Product-led growth (PLG) is defined by VC firm OpenView as “a growth model where product usage drives customer acquisition, retention and expansion.” This is a major shift from growth driven by hands-on selling efforts, with broader implications than it may initially seem.
A key difference is that the most successful product-led companies only reach out to a small portion of users that sign up for their product — 14%, according to OpenView’s third annual product benchmarks report.
For companies hoping to emulate the success of Figma, Slack, Zoom and the like, this leaves a tough question to solve: Which of their users should they reach out to, and when?
Uncovering sales opportunities is what Swedish startup Ripe is offering its product-led clients.
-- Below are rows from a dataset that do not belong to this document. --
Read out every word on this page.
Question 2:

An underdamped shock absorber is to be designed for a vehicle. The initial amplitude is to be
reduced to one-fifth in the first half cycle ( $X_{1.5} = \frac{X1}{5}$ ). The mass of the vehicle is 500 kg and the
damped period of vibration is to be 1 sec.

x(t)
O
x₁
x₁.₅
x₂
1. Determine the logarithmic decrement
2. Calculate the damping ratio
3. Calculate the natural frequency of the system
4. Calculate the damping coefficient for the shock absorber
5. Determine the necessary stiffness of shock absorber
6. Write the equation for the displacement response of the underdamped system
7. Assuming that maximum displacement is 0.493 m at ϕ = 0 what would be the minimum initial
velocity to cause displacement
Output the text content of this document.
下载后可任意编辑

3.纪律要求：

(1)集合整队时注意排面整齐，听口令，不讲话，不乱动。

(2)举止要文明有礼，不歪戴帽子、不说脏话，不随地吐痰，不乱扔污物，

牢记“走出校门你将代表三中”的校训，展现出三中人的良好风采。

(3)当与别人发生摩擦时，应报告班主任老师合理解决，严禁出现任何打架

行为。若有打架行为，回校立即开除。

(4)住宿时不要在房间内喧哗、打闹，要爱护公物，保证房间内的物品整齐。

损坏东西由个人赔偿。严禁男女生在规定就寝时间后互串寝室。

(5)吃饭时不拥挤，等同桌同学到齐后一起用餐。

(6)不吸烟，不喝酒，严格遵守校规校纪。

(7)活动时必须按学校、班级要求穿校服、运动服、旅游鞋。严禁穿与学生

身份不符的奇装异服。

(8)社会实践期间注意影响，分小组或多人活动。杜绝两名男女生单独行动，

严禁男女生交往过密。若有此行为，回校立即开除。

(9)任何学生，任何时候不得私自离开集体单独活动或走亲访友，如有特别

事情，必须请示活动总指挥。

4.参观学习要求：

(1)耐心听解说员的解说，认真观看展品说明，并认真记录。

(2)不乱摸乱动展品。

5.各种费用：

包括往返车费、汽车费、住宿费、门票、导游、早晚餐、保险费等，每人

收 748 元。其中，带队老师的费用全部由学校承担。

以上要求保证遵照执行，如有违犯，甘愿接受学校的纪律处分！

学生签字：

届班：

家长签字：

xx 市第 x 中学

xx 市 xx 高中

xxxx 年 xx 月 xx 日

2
The role of its platform is to help them “understand which users are both successful and fit their ideal customer profiles, and what next steps to take with them,” its CEO and co-founder, Elin Lütz, told TechCrunch.
Lütz and her co-founder, Jonatan Dykert, have firsthand experience building SaaS products and realized that product-led companies don’t necessarily need more data: They just need to be able to connect the dots between product and sales, which is what Ripe does.
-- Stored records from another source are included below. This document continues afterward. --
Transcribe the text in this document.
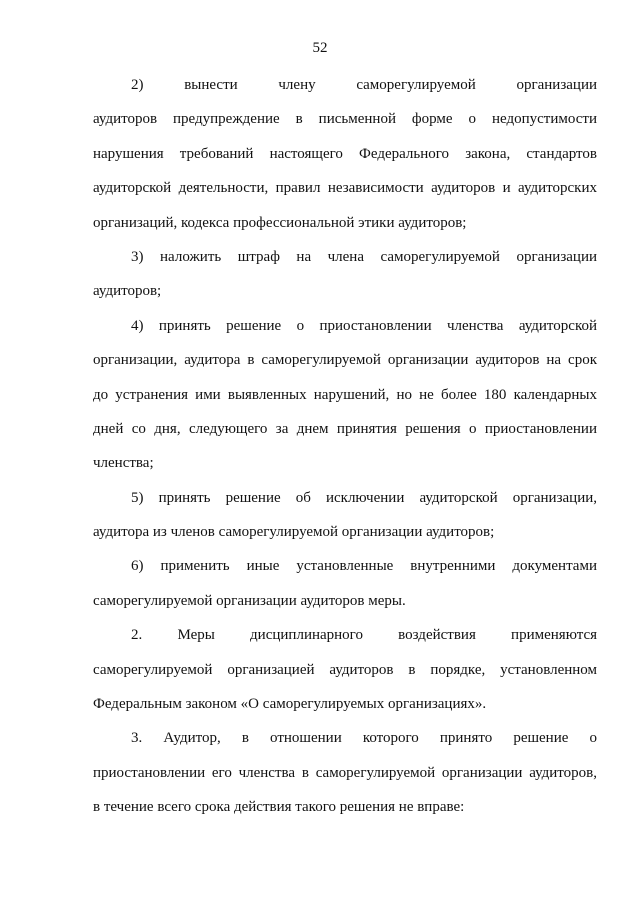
52
2) вынести члену саморегулируемой организации
аудиторов предупреждение в письменной форме о недопустимости
нарушения требований настоящего Федерального закона, стандартов
аудиторской деятельности, правил независимости аудиторов и аудиторских
организаций, кодекса профессиональной этики аудиторов;
3) наложить штраф на члена саморегулируемой организации
аудиторов;
4) принять решение о приостановлении членства аудиторской
организации, аудитора в саморегулируемой организации аудиторов на срок
до устранения ими выявленных нарушений, но не более 180 календарных
дней со дня, следующего за днем принятия решения о приостановлении
членства;
5) принять решение об исключении аудиторской организации,
аудитора из членов саморегулируемой организации аудиторов;
6) применить иные установленные внутренними документами
саморегулируемой организации аудиторов меры.
2. Меры дисциплинарного воздействия применяются
саморегулируемой организацией аудиторов в порядке, установленном
Федеральным законом «О саморегулируемых организациях».
3. Аудитор, в отношении которого принято решение о
приостановлении его членства в саморегулируемой организации аудиторов,
в течение всего срока действия такого решения не вправе:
The duo joined forces to found their company in Stockholm in 2021, which was initially called Chimer. Lütz explained that the new name is meant to reflect the company’s role in helping customers “target the right ripest accounts within [their] own existing use cases.”
The data that Ripe is relying on comes from clients themselves — but from various sources that were previously disconnected and inaccessible to sales teams.
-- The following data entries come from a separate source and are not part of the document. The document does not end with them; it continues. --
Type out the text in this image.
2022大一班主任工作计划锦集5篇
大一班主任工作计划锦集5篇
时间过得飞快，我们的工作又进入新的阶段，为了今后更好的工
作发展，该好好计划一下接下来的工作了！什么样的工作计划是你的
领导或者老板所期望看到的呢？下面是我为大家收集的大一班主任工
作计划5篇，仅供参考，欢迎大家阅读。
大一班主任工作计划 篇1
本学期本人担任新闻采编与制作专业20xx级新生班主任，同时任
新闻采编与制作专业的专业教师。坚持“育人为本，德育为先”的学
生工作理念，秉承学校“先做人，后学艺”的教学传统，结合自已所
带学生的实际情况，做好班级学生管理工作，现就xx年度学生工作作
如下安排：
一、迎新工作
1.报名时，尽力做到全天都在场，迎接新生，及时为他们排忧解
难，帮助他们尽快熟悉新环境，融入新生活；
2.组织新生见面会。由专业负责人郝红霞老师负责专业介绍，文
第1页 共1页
“We saw that there was something very strange happening with data being stuck in the product […] and not served throughout the whole organization,” Lütz said. “There was a huge discrepancy between what sales worked with and how product worked.”
In a product-led company, it is critical for customer success teams to have access to product usage data; otherwise, they have no way of knowing which users are worth their time. Static profile data doesn’t help much; they need to know who’s engaging with the product and how.
Think of signing up for a freemium product: How will the company behind it know if you are just a single user who will never leave the free tier or someone who represents an enterprise-sized lead? In a sales-driven process, the sales team would already know. With bottom-up adoption, which is more and more common, answering this question requires connecting data.
The fact that more B2B companies are adopting a freemium model undoubtedly creates tailwinds for companies like Ripe.
“The way that enterprise software is being purchased has shifted, attributing most of the buying power to the end-user. Yet, there is no infrastructure allowing sellers and buyers to instantly connect with each other,” VC Paul Klemm said. “Entering into this relationship at the right time and manner represents a huge opportunity.”
Klemm is a partner at European venture fund Earlybird Venture Capital, which co-led Ripe’s $2 million pre-seed round alongside Norway-based firm Alliance Venture. Individuals from Europe’s B2B SaaS and tech scene also participated in the funding round, such as Pleo’s and Mentimeter’s VPs of sales, Soundtrap’s co-founder, and Livi’s CEO and CTO, Ripe said.
Similar companies already exist in the U.S., such as Endgame, Correlated and Pocus. But with a growing number of businesses adopting product-led growth, there seems to be plenty of space for service providers that can help them avoid building their own internal dashboards. After SaaS for SaaS, companies enabling product-led growth are a new trend to watch.